4.10.5 Teaching Module: Training interactive session with demonstration
Disaster Preparedness interactive session for hospital staff with live demonstration was conducted by researcher in English as well as in Marathi with the help of Disaster Management Unit Municipal Corporation of Greater Mumbai Region. The language was kept as simple as possible. The training program imparted topic like basic concept of disasters, causes, types, effects of disasters, do’s and don’ts during disasters, disaster management plan and lifesaving skills (First Aid), fire safety live demonstration etc.

4.10.6 Training and Workshop: Modus Operandi.

Date of the training was communicated to hospital in advance. All the participants were asked to gather at one place allotted by the hospital. Welcome note, introduction and purpose of the training, objectives were defined by the researcher along with trainer from Mumbai Disaster Management control unit. Power point slide show presentation were given on the subjects like Disaster meaning, definition, types of disasters, LPG cylinders and safety, evacuation drill, hospital disaster management plan, life saving skills, first aid, making immediate stretchers during emergency using various easy methods, Dos and don’ts, fire fighting actual demonstration with extinguishers were the content of the subjects covered. Sessions were conducted in mixed language as understood and requested by participants preferred language. (English Hindi and Marathi ). Question answer session was carried out at the end to solve the participant’s queries’ for more guidance on the subject by the experts from Disaster management unit, Mumbai.
4.10.7 Training Schedules
Schedules were intimated in advance so that respondent hospital staff should be made available at work in day shift on the day of training and data collection. The data was collected during the day shifts of the hospital, targeting day duty staff.
4.10.8 Post-test: Tool 1, Tool 2, Tool 3.

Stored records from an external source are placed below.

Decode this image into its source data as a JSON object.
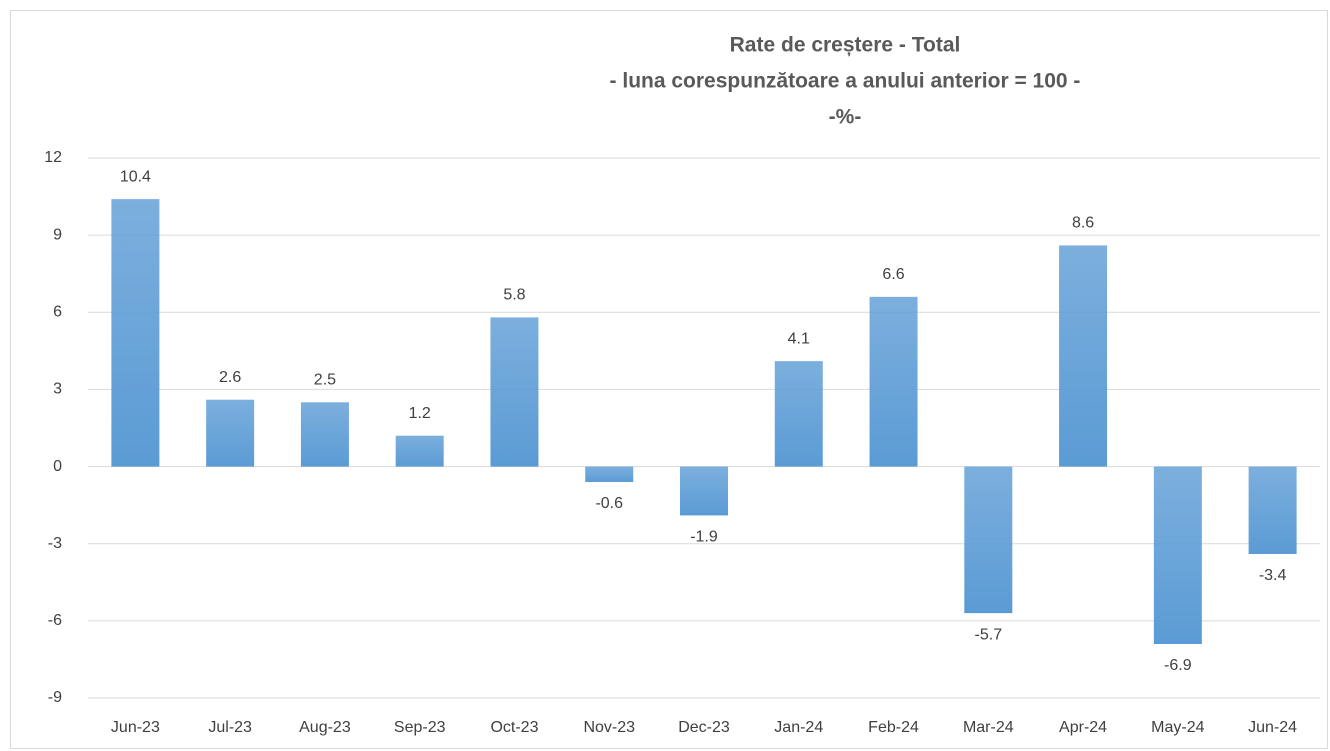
{
  "chart_data": {
    "type": "bar",
    "title": [
      "Rate de creștere - Total",
      "- luna corespunzătoare a anului anterior = 100 -",
      "-%-"
    ],
    "categories": [
      "Jun-23",
      "Jul-23",
      "Aug-23",
      "Sep-23",
      "Oct-23",
      "Nov-23",
      "Dec-23",
      "Jan-24",
      "Feb-24",
      "Mar-24",
      "Apr-24",
      "May-24",
      "Jun-24"
    ],
    "values": [
      10.4,
      2.6,
      2.5,
      1.2,
      5.8,
      -0.6,
      -1.9,
      4.1,
      6.6,
      -5.7,
      8.6,
      -6.9,
      -3.4
    ],
    "color": "#5b9bd5",
    "ylim": [
      -9,
      12
    ],
    "yticks": [
      -9,
      -6,
      -3,
      0,
      3,
      6,
      9,
      12
    ],
    "grid": true
  }
}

1. Hospital DM Plan Checklist – Post-test inspection was conducted after 6 months of pre-test and the training on the same date.

2. Hospital Infrastructure Checklist – Post test inspection was conducted after 6 months of pre-test and the training on the same date.

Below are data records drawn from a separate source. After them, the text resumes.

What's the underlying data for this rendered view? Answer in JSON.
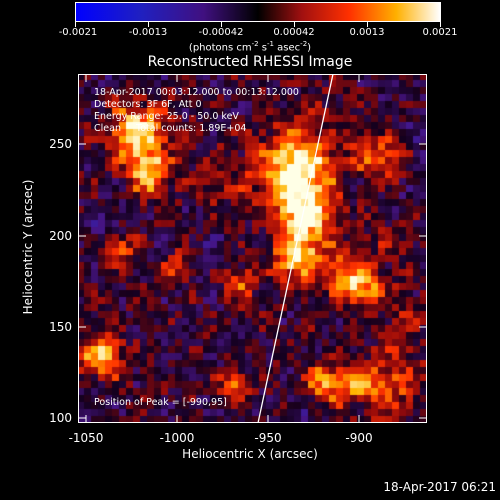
{
  "colorbar": {
    "tick_labels": [
      "-0.0021",
      "-0.0013",
      "-0.00042",
      "0.00042",
      "0.0013",
      "0.0021"
    ],
    "unit_label_parts": [
      "(photons cm",
      "-2",
      " s",
      "-1",
      " asec",
      "-2",
      ")"
    ]
  },
  "title": "Reconstructed RHESSI Image",
  "info": {
    "line1": "18-Apr-2017 00:03:12.000 to 00:13:12.000",
    "line2": "Detectors: 3F 6F, Att 0",
    "line3": "Energy Range: 25.0 - 50.0 keV",
    "line4": "Clean     Total counts: 1.89E+04"
  },
  "peak_text": "Position of Peak = [-990,95]",
  "axes": {
    "xlabel": "Heliocentric X (arcsec)",
    "ylabel": "Heliocentric Y (arcsec)",
    "xticks": [
      "-1050",
      "-1000",
      "-950",
      "-900"
    ],
    "yticks": [
      "250",
      "200",
      "150",
      "100"
    ]
  },
  "timestamp": "18-Apr-2017 06:21"
}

3. Participants KAP score – Post-test was conducted after pre-test and training on the same date after interval of 1 month, 2 month and thereafter wide gap of 6 months duration. This was done to check the memory retention level of the participants.
Same self structured questionnaire was administered to the participants to obtain the KAP score
4.11 Data Analysis Plan
Hospital Disaster Management Plan and Hospital Infrastructure score obtained by each hospital were scored separately. These scores were compared with each other within in the group and thereafter between the groups of hospital.
The individual participant in the study were scored self reported questionnaire on 3 sections as knowledge, attitude and practices score adopted on 3 point likert scale and compared with in a particular group of hospitals, and thereafter between the group, (such as corporate hospitals, private teaching hospital and municipal hospital) for comparison in order to understand the specific reason, if any for the difference.

4.11.1 SPSS Statistical Techniques software version 21 was used to quantify the results.